According to a survey by AARP, 66 percent of grandparents have at least one grandchild who lives more than a day’s drive away. But with a little bit of creativity and disciplined effort, it’s possible for grandparents to maintain a close relationship with their grandchildren when they move away. This guide will tell you how.
With land phones, cell phones, the Internet, the ancient art of letter-writing and the good old post office, grandparents can stay in touch with their grandkids – and even create new traditions while living far apart.
When a family moves to a new city, the children are usually anxious about leaving their school and friends behind, so they don’t need their grandparents to add to the anxiety. So as a first step, it’s important for Grandma and Grandpa to remind the children that they can look forward to great visits together, but in the meantime, they’ll find new, fun ways to stay close.
Feeling close while living far apart
Here are a few ideas for your parents to share the journey and minimize the impact of the miles between everyone.
- If your parents don’t have a computer and don’t know how to use the Internet, now is the time for them to learn their grandchildren’s world of communication. Tap your parents’ motivation to stay in touch right now, by going off to the computer store together with the kids.
- Set up a routine of a weekly or bi-weekly phone call so that the children can look forward to talking to their grandparents.
- Have the kids and grandparents read stories to each other over the phone.

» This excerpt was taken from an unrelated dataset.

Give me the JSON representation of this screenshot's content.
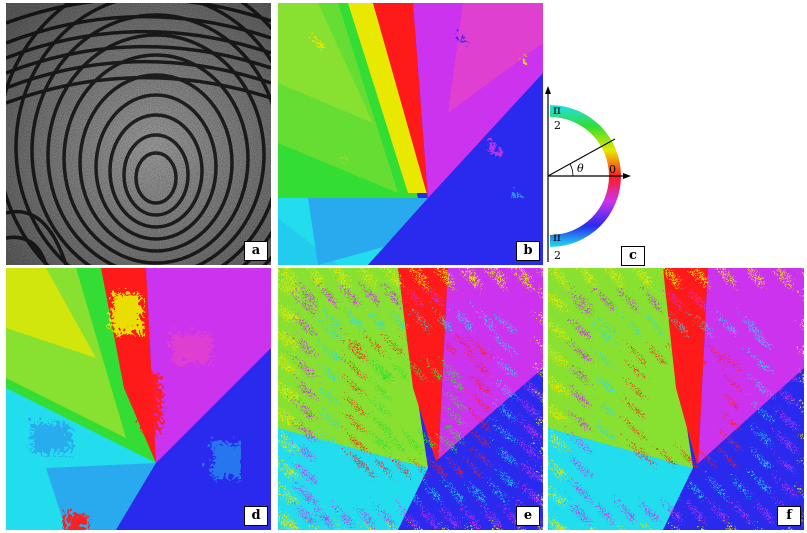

- Get a digital camera and email pictures of daily life, such as a homework assignment, something the dog did, or just a funny face to scare Grandma. The same goes for them. If digital isn’t their thing, buy them a bunch of single-use cameras and have them mail each one to you to develop.
- Write letters. There is nothing like getting mail from those you love – especially from grandparents.
- Be sure to make pictures or copies of homework assignments and artwork to mail to Grandma and Grandpa to put on the refrigerator.
- Most schools have assignments where you need to interview someone and write a report. Grandparents are a great source.
- Check out digital picture frames that will send a constant stream of new photos to your parents.
- You can also buy clocks and picture frames that have embedded computer chips. Your kids can record their greetings to Grandma and Grandpa. And your parents can do the same for the kids.
- When your parents visit, schedule a trip to school so that your children can show off their new school, new teachers and friends. Take pictures.
- Your parents can send care packages with some of the kids’ favorite candy, books, articles in magazines – little things that let them know they’re thinking of them every day.
All of you can make this work. But you’ll need to make a conscious effort to create and sustain new ways of communicating before you slip into a routine of typical bi-annual visits. It’s been said, “absence makes the heart grow fonder.” Let this absence make their hearts grow fonder still.
The bottom line
- According to a survey by AARP, 66 percent of grandparents have at least one grandchild who lives more than a day’s drive away. But with a little bit of creativity and disciplined effort, it’s possible for grandparents to maintain a close relationship with their grandchildren when they move away.
- It’s important to reassure the children that they will maintain a close relationship with their grandparents even while living so far apart. This will ease some of the stress from moving.
- Technology – including the Internet, cell phones and digital cameras – is one really powerful facilitator of a grandparent-grandchild relationship. Get your parents on board with simple technologies.
- Special touches are also helpful, including sending artwork and photos to the grandparents, sending and receiving letters, and scheduled telephone calls.